Mentre l’aria diventava sempre più tesa, gli amici si guardarono intorno, cercando qualsiasi indizio che potesse aiutarli. Marta, con gli occhi pieni di lacrime, sussurrò: ‘Dobbiamo capire chi è stato. Non possiamo lasciarlo farla franca.’
Roberto cercò di mantenere la calma: ‘Dobbiamo restare uniti e non perdere la testa. Qualcuno tra di noi sa qualcosa, dobbiamo solo scoprirlo.’
Francesco, con uno sguardo determinato, aggiunse: ‘Non possiamo lasciare che la paura ci consumi. Dobbiamo trovare un modo per fermare questo pazzo.’
Con il cuore pesante e la mente in subbuglio, decisero di non separarsi, cercando di scoprire la verità prima che fosse troppo tardi.
Con il cuore in tumulto, Johnny e gli amici si avvicinarono alla porta della soffitta. Ogni passo sembrava risuonare più forte, amplificando la tensione che li avvolgeva. Johnny spinse lentamente la porta, e un cigolio stridente riempì l’aria.

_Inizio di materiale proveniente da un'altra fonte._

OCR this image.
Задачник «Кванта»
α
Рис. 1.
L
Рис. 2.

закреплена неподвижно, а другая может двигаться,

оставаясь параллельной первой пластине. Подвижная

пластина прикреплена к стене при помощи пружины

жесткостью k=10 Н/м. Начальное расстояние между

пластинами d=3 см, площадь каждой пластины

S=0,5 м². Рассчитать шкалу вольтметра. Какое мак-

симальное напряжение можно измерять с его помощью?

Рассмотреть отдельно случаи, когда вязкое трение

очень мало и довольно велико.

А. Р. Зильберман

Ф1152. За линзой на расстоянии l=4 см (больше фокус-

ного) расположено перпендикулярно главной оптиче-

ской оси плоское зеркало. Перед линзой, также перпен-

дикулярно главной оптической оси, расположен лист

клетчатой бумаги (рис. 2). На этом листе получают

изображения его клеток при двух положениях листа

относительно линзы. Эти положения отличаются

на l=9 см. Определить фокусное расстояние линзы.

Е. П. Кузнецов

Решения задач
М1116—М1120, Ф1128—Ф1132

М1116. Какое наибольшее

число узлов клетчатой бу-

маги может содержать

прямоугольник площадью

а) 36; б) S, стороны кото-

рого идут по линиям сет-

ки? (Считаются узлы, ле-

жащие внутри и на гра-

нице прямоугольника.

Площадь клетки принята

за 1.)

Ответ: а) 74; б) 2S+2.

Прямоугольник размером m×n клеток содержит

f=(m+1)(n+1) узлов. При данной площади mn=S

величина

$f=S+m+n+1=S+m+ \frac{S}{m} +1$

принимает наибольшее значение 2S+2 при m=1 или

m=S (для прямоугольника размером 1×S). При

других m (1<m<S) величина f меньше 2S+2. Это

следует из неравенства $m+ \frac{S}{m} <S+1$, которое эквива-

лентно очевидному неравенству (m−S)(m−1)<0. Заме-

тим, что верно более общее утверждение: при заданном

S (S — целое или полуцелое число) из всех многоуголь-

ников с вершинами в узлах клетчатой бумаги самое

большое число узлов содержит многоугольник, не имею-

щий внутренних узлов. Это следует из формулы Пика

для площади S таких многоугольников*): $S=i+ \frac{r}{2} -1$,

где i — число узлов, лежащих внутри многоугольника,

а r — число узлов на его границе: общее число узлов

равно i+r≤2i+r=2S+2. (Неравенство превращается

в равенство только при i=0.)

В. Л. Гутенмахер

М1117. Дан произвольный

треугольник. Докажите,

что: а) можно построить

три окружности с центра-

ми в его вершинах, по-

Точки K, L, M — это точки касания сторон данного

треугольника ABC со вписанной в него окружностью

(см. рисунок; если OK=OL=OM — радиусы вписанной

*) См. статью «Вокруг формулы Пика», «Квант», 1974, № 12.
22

All’interno, la luce fioca della torcia rivelò una figura oscura in un angolo, piegata e tremante. Era un uomo, con occhi folli e un sorriso sinistro.
‘Finalmente vi ho trovati,’ disse l’uomo con una voce roca. ‘Pensavate di sfuggire?’
Il terrore dipinto sui volti degli amici era innegabile. Johnny, con una determinazione rinnovata, si fece avanti. ‘Non ti lasceremo fare del male a nessuno di noi!’
In un ultimo, disperato sforzo, Johnny e gli amici riuscirono a sopraffare l’uomo, che crollò a terra, privo di sensi. La paura lentamente iniziò a dissiparsi, sostituita dalla consapevolezza che erano finalmente al sicuro.
‘Ce l’abbiamo fatta,’ disse Marta, mentre abbracciava gli altri. ‘Ma questa esperienza… non la dimenticheremo mai.’
Johnny, con lo sguardo fisso su di loro, annuì. ‘Abbiamo affrontato l’oscurità e siamo ancora qui. Ora, è tempo di tornare a casa e ricominciare.’
Con il sole che sorgeva all’orizzonte, gli amici lasciarono la casa abbandonata, pronti a ricominciare, ma con un legame più forte che mai.
“Ogni riferimento a persone esistenti o a fatti realmente accaduti è puramente casuale. I racconti sono opere di fantasia.”